A similar deal with another rebel group, Ahrar al-Sham, led to the evacuation of hundreds of fighters and civilians from Harasta, an eastern Ghouta town in the north.
The Russian Defense Ministry said in a statement on Friday that 1,895 rebels and their family members left the town of Harasta on Thursday.
They headed to the northwestern Idlib province, one of a few remaining areas in the hands of the opposition.
Syrian state-run Al-Ikhbariya TV broadcast from the Harasta crossing area Friday, saying that a convoy of 32 buses carrying more than 2,061 people, including 671 Ahrar al-Sham fighters, was getting ready to leave Friday night.
The evacuation deal and territory surrender came after a long siege and bombing campaign of the enclave just miles outside of Damascus. Rebels had controlled eastern Ghouta since 2012, keeping the farming area a thorn in the government's side during the years of conflict. The government imposed a siege on the area shortly after rebels controlled it, but failed to recapture eastern Ghouta.
The deal with Ahrar al-Sham in Harasta is likely to serve as a blueprint for the talks with Faylaq al-Rahman rebels.
In February, a concerted military offensive, backed by Russian airstrikes, squeezed the rebels and civilians in the area under an intense bombing campaign and tightened the siege. The U.N. estimated that nearly 400,000 people remained in the enclave before the latest offensive began.
The government assault triggered a mass movement of people trying to escape the violence in the Damascus suburbs. Some have moved deeper into the rebel-held enclave, while about 50,000 others have crossed the front lines toward government-controlled areas.
Over the last weeks, ground troops have cut the enclave into three areas, isolating them and keeping up the bombing.
On Friday, Syrian state media said more residents have left from Douma, one of the three pockets isolated by the offensive and where the bombing continues, through a crossing linking it to the capital Damascus. No cease-fire has been reached in Douma, the largest town in eastern Ghouta. Douma is controlled by the Army of Islam, the largest and most powerful rebel group in the region.
The government-controlled Central Military Media reported that rebels in Douma will release 3,500 people they are holding in return for allowing 3,000 "humanitarian cases" to be evacuated from the area.

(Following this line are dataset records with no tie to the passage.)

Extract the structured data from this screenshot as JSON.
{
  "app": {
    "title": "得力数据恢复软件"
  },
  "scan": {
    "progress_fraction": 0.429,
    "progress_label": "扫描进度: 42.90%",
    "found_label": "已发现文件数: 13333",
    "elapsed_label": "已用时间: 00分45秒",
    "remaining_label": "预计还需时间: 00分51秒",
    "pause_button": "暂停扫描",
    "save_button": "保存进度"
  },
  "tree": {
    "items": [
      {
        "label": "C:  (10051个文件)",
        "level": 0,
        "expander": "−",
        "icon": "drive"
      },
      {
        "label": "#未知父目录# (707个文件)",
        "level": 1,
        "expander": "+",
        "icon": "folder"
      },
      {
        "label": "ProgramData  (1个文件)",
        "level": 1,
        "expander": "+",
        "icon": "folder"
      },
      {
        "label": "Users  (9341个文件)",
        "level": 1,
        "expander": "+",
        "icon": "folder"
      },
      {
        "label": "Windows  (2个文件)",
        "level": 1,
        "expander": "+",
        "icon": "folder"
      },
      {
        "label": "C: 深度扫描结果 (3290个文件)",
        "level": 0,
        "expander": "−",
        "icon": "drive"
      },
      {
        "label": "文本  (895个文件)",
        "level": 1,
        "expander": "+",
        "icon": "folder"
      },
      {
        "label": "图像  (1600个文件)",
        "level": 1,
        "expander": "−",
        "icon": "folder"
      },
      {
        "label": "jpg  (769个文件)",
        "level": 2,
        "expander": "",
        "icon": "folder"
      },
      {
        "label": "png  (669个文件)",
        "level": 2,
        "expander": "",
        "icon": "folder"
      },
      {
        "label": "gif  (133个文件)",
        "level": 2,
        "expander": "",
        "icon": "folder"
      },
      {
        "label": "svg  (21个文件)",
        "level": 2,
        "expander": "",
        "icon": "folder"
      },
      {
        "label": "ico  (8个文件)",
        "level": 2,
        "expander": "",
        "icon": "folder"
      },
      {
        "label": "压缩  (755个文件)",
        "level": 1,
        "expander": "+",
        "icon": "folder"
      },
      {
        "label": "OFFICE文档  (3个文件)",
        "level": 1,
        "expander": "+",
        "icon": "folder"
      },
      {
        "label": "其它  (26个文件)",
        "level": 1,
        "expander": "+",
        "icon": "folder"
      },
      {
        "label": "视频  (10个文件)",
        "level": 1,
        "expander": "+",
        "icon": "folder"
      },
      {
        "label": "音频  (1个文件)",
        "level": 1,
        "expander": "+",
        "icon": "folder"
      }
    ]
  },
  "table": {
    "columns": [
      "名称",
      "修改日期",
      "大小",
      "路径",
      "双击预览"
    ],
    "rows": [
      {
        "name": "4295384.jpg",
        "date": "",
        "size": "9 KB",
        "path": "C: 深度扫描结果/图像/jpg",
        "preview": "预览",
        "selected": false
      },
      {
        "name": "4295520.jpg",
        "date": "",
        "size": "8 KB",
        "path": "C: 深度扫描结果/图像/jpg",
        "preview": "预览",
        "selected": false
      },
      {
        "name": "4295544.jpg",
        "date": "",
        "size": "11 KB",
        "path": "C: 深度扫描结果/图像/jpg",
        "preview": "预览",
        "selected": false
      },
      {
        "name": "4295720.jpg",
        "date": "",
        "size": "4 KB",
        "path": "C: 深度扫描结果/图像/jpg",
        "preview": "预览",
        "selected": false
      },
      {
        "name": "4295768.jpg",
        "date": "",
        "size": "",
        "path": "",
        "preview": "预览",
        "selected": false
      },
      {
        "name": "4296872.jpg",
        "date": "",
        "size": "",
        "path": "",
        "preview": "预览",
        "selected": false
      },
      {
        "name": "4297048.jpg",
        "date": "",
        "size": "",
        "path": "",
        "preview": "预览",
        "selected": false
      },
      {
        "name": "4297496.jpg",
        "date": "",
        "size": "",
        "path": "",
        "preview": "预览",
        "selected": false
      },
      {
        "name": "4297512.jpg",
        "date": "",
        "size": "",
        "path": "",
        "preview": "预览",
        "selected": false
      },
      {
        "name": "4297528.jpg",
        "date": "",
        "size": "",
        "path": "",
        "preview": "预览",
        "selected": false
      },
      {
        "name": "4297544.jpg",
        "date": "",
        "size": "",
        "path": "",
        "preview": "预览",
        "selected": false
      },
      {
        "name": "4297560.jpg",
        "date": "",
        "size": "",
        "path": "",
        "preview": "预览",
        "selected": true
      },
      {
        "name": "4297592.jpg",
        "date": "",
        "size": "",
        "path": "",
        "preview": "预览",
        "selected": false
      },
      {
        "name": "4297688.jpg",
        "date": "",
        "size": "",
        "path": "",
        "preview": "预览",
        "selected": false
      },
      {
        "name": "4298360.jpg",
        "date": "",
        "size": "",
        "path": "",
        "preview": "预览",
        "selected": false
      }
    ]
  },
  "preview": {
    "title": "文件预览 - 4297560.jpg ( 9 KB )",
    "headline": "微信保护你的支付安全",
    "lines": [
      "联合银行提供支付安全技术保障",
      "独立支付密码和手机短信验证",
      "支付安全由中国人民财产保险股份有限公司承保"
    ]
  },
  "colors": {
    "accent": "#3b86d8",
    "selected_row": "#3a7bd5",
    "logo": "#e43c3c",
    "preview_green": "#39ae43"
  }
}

It did not elaborate but said it is part of an agreement between the government and rebels in Douma.
Al-Ikhbariya TV broadcast images Friday of hundreds of men, women and children streaming out on foot from the Wafideen crossing that links the rebel-controlled town of Douma to Damascus. Syrian state news agency SANA says over 4,000 left on Friday.
State media said more than 6,000 left the day before.
Syrian rescuer workers said Douma had come under intense airstrikes, counting at least 30 since late Thursday. Activists claimed incendiary bombs were used, as videos showed dark skies light up with white smoke and multiple fires raging on the ground.
Associated Press writer Nataliya Vasilyeva in Moscow contributed to this report.